God opens people’s ears and hearts and they accept the faith. For those who had hoped that with the death of Jesus and the denial of Christ’s resurrection the cause would die, the preaching of the apostles becomes a threat. They do not know how to deal with it and arrest Peter and John.
All the major religious authorities gather to question them as to the power in which they healed the paralytic. Thus they give Peter the opportunity to give a glorious public testimony in which all the essentials are contained. Peter obviously speaks without fear, strengthened by the Holy Spirit. He, who only a short time ago denied the Lord in the tribulation (cf. Mk 14:66-72), is not afraid to speak clear before those leaders of the people who were responsible for the death of Jesus. He is certainly aware of the danger, for we have already heard in the Gospel that these people shrank from nothing.
How does this transformation of Peter come about?

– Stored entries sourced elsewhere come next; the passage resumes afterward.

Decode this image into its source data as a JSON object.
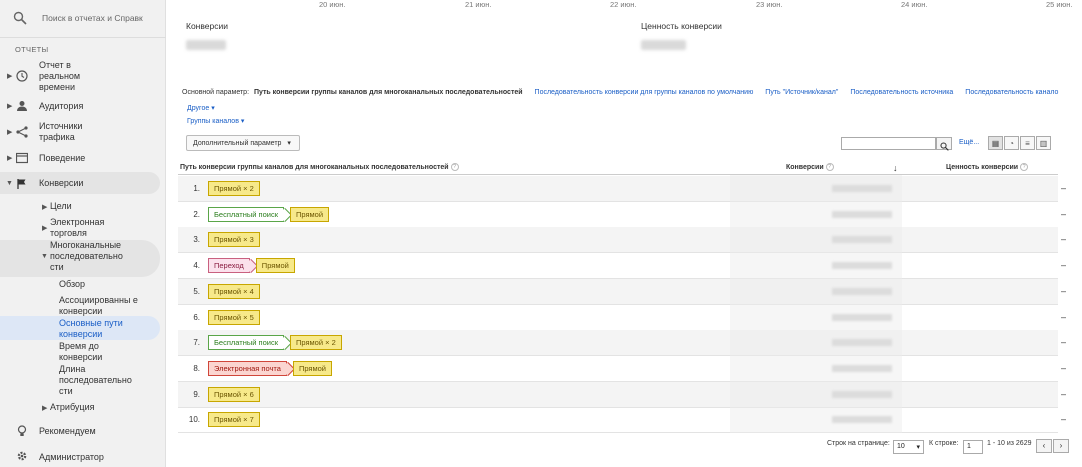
{
  "sidebar": {
    "search_placeholder": "Поиск в отчетах и Справк",
    "section_title": "ОТЧЕТЫ",
    "items": {
      "realtime": "Отчет в реальном времени",
      "audience": "Аудитория",
      "sources": "Источники трафика",
      "behavior": "Поведение",
      "conversions": "Конверсии",
      "goals": "Цели",
      "ecommerce": "Электронная торговля",
      "mcf": "Многоканальные последовательно сти",
      "overview": "Обзор",
      "assisted": "Ассоциированны е конверсии",
      "top_paths": "Основные пути конверсии",
      "time_lag": "Время до конверсии",
      "path_length": "Длина последовательно сти",
      "attribution": "Атрибуция",
      "recommended": "Рекомендуем",
      "admin": "Администратор"
    }
  },
  "chart_dates": [
    "20 июн.",
    "21 июн.",
    "22 июн.",
    "23 июн.",
    "24 июн.",
    "25 июн."
  ],
  "metrics": {
    "conversions_label": "Конверсии",
    "conversion_value_label": "Ценность конверсии"
  },
  "dimensions": {
    "label": "Основной параметр:",
    "current": "Путь конверсии группы каналов для многоканальных последовательностей",
    "opt1": "Последовательность конверсии для группы каналов по умолчанию",
    "opt2": "Путь \"Источник/канал\"",
    "opt3": "Последовательность источника",
    "opt4": "Последовательность канало",
    "other": "Другое",
    "channel_groups": "Группы каналов"
  },
  "toolbar": {
    "secondary_dim": "Дополнительный параметр",
    "more": "Ещё..."
  },
  "table": {
    "col_path": "Путь конверсии группы каналов для многоканальных последовательностей",
    "col_conversions": "Конверсии",
    "col_value": "Ценность конверсии",
    "rows": [
      {
        "num": "1.",
        "chips": [
          {
            "t": "Прямой × 2",
            "c": "yellow"
          }
        ],
        "dash": "–"
      },
      {
        "num": "2.",
        "chips": [
          {
            "t": "Бесплатный поиск",
            "c": "green"
          },
          {
            "t": "Прямой",
            "c": "yellow"
          }
        ],
        "dash": "–"
      },
      {
        "num": "3.",
        "chips": [
          {
            "t": "Прямой × 3",
            "c": "yellow"
          }
        ],
        "dash": "–"
      },
      {
        "num": "4.",
        "chips": [
          {
            "t": "Переход",
            "c": "pink"
          },
          {
            "t": "Прямой",
            "c": "yellow"
          }
        ],
        "dash": "–"
      },
      {
        "num": "5.",
        "chips": [
          {
            "t": "Прямой × 4",
            "c": "yellow"
          }
        ],
        "dash": "–"
      },
      {
        "num": "6.",
        "chips": [
          {
            "t": "Прямой × 5",
            "c": "yellow"
          }
        ],
        "dash": "–"
      },
      {
        "num": "7.",
        "chips": [
          {
            "t": "Бесплатный поиск",
            "c": "green"
          },
          {
            "t": "Прямой × 2",
            "c": "yellow"
          }
        ],
        "dash": "–"
      },
      {
        "num": "8.",
        "chips": [
          {
            "t": "Электронная почта",
            "c": "red"
          },
          {
            "t": "Прямой",
            "c": "yellow"
          }
        ],
        "dash": "–"
      },
      {
        "num": "9.",
        "chips": [
          {
            "t": "Прямой × 6",
            "c": "yellow"
          }
        ],
        "dash": "–"
      },
      {
        "num": "10.",
        "chips": [
          {
            "t": "Прямой × 7",
            "c": "yellow"
          }
        ],
        "dash": "–"
      }
    ]
  },
  "footer": {
    "rows_per_page_label": "Строк на странице:",
    "rows_per_page": "10",
    "goto_label": "К строке:",
    "goto_value": "1",
    "range": "1 - 10 из 2629"
  }
}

Before the resurrection of the Lord, we got to know Peter as a fiery disciple who really loved the Lord and had left everything for His sake (cf. Mt 19:27). Some events around Peter that were reported show that the Lord instructed him in a special way and that he had a privileged position in the circle of the disciples (cf. e.g. Acts 1:15).
The experience of denying his Lord and Master out of fear shook him deeply. He wept bitterly, we are told in the Scriptures (cf. Lk 22:62). This deep repentance brought about an even stronger devotion to Jesus and also a spiritual maturing of his person. He experienced that his human love for Jesus was not enough to remain faithful to him in the strong affliction.
Then came the special commissioning of the Risen Lord to feed the Lord’s flock. Three times the Lord asked if Peter loved him and three times Peter answered yes. The Lord gave him the opportunity to make amends for his three times of denial and in this way healed his wound of apostasy (cf. Jn 21:15-19). Thus strengthened and sent, Peter was now filled with the descent of the Holy Spirit on the day of Pentecost, which enlightened him and made him recognise the ways of salvation more precisely. With the enlightenment of the Holy Spirit, the gift of strength became especially effective. This is what completes virtue and makes us capable of carrying out our task even in the face of danger.
This Peter, thus transformed, now stands before us and bears witness. It is Jesus in whose name the healing of the paralytic took place, and Peter uses the opportunity to speak to say even more important things about the Lord, which must have been difficult for closed hearts to take in: “Only in him is there salvation; for of all the names in the world given to men, this is the only one by which we can be saved.”
Now this is the exquisite task of Peter: he is to feed and protect the flock, lest wolves creep in and the poison of false doctrine and practice spread. He and his followers have to watch over it so that the Gospel comes authentically in its uniqueness to all peoples. No philosophy, no other religion, no spiritual system, no political direction, no matter how sophisticated, can give people what Peter had to proclaim to them: the true salvation of man, the salvation of mankind through the name of Jesus.
Let us be fully awakened by Peter’s glorious testimony and witness to the faith through word and deed with him and his followers, who faithfully hold on to the uniqueness of the Lord’s mission of salvation! The Lord will reward us if we serve Him and the people in this way.